Jones étoit trop avisé pour n’avoir pas saisi sur-le-champ la pensée de la dame. Il affirma hardiment qu’il avoit couru à son secours, en entendant le bruit de sa porte qu’on enfonçoit. Il ignoroit, dit-il, le motif de cette violence ; mais si l’on avoit eu le dessein de la voler, il s’estimoit heureux d’en avoir prévenu l’exécution.

« Il ne s’est jamais commis de vol dans cette maison, depuis que je la tiens, répartit l’hôtesse. Apprenez, monsieur, qu’on ne donne point asile ici aux voleurs de grand chemin. On n’y reçoit que d’honnêtes gens, et des gens comme il faut. Grace à Dieu, j’en ai toujours chez moi autant que j’en puis loger. J’ai eu mylord, etc., etc. » Et elle enfila une kyrielle de noms et de titres que nous nous abstiendrons de répéter, pour ne pas nous rendre coupable d’un crime de faux.

Jones, après l’avoir écoutée avec patience, l’interrompit et s’excusa auprès de mistress Waters d’être entré chez elle en chemise, protestant que l’intérêt seul de sa sûreté avoit pu lui inspirer cette hardiesse.

On n’aura pas de peine à deviner la réponse de la dame, et la conduite qu’elle tint jusqu’à la fin de cette comédie, où elle se donna pour une femme modeste, réveillée au milieu de la nuit par l’irruption de trois hommes inconnus dans sa chambre. Tel fut le rôle qu’elle entreprit de jouer, et elle s’en acquitta si bien, qu’aucune de nos meilleures actrices ne seroit en état de l’égaler ni sur le théâtre ni hors du théâtre.
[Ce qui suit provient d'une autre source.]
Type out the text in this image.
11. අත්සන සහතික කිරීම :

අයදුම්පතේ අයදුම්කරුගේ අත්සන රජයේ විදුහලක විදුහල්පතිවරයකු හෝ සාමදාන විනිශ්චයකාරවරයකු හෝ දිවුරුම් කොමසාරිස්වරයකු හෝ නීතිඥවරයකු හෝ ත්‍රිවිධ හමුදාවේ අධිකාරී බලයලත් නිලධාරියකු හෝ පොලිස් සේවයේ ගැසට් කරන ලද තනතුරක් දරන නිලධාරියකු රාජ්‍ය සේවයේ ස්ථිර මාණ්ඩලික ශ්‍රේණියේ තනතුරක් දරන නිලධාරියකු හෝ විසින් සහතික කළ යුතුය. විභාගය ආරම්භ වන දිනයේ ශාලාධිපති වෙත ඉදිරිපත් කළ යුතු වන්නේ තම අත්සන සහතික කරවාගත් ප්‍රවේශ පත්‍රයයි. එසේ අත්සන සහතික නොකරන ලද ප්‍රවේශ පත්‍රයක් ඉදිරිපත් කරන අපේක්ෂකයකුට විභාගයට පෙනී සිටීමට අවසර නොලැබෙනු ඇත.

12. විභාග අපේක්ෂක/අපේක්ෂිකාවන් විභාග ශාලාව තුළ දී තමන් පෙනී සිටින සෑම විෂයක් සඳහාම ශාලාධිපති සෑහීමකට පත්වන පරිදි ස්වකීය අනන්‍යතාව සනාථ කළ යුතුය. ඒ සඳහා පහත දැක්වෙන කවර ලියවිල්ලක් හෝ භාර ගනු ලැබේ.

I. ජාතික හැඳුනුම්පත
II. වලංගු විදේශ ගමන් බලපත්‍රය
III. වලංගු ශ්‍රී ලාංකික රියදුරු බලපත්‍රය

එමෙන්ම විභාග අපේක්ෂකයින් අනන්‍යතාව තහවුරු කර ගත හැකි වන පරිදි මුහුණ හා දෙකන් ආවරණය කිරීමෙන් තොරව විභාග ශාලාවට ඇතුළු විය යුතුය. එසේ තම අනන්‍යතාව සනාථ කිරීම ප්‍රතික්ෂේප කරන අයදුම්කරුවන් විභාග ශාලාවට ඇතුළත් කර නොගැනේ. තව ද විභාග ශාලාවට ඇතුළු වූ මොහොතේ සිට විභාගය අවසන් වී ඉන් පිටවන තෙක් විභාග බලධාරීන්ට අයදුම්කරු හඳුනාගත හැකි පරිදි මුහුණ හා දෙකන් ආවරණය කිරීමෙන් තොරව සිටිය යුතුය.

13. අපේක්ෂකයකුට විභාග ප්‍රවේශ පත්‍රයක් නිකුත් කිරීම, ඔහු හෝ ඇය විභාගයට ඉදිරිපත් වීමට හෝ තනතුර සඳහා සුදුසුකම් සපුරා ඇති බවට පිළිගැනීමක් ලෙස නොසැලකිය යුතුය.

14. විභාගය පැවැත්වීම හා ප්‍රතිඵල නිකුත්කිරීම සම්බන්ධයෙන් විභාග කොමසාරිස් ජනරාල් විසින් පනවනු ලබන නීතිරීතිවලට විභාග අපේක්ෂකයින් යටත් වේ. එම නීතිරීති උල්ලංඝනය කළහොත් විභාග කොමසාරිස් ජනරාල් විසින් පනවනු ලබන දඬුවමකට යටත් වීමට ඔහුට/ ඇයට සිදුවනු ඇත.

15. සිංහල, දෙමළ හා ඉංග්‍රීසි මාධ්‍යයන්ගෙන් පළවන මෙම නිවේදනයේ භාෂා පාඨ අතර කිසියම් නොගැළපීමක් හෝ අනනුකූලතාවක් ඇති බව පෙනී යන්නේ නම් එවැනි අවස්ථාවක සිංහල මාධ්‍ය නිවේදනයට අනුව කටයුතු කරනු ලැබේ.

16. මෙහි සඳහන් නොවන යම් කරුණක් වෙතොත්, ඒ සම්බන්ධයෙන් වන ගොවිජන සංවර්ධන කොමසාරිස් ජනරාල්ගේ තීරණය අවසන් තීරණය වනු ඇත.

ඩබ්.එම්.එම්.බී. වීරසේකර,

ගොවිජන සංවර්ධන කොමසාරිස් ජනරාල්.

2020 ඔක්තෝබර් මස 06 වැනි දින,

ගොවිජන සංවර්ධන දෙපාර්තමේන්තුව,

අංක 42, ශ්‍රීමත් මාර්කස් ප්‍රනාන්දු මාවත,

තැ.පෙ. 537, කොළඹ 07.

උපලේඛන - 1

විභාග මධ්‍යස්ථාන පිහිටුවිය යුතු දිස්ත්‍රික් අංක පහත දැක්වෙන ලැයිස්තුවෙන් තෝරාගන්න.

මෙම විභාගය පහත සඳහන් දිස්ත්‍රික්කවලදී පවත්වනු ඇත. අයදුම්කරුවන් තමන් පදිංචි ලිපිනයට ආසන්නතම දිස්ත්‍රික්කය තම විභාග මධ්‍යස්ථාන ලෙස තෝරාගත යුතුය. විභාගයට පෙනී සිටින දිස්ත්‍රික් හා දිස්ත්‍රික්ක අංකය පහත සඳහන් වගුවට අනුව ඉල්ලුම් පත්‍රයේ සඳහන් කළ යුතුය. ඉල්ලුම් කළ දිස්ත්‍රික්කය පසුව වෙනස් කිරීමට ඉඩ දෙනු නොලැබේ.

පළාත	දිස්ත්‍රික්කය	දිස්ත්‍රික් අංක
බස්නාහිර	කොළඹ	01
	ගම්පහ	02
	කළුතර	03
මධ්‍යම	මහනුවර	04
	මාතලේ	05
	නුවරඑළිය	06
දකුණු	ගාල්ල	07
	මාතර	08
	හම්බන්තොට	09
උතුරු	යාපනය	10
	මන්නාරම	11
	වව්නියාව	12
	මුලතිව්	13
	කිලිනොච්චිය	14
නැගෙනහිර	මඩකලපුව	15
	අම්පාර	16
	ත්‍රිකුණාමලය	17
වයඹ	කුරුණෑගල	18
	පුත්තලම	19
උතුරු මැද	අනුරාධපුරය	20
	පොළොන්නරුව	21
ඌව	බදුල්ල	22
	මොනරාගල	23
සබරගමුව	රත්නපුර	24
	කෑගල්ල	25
On peut tirer de là un argument victorieux, pour prouver à quel point la vertu est naturelle aux femmes. Quoiqu’il y en ait à peine une sur dix mille, qui soit capable de faire une bonne actrice, et que parmi les actrices de profession, on en trouve rarement deux, propres à remplir également bien le même rôle, toutes les femmes peuvent jouer la vertu avec la dernière perfection, soit qu’elles en aient, ou qu’elles n’en aient pas.

Quand les hommes furent sortis de la chambre, mistress Waters remise de son effroi, calma aussi sa colère, et parla en termes beaucoup plus doux à l’hôtesse. Celle-ci ne revint pas si vite de ses inquiétudes pour la réputation de son auberge. Elle alloit recommencer l’énumération de tous les grands personnages qui avoient logé chez elle : mais la dame l’arrêta tout court, en l’assurant qu’elle la croyoit entièrement étrangère à la scène scandaleuse qui venoit de se passer ; puis elle la pria de la laisser reposer, et ajouta qu’elle espéroit que son sommeil ne seroit plus troublé pendant le reste de la nuit. Sur quoi l’hôtesse prit congé d’elle, avec beaucoup de compliments et autant de révérences.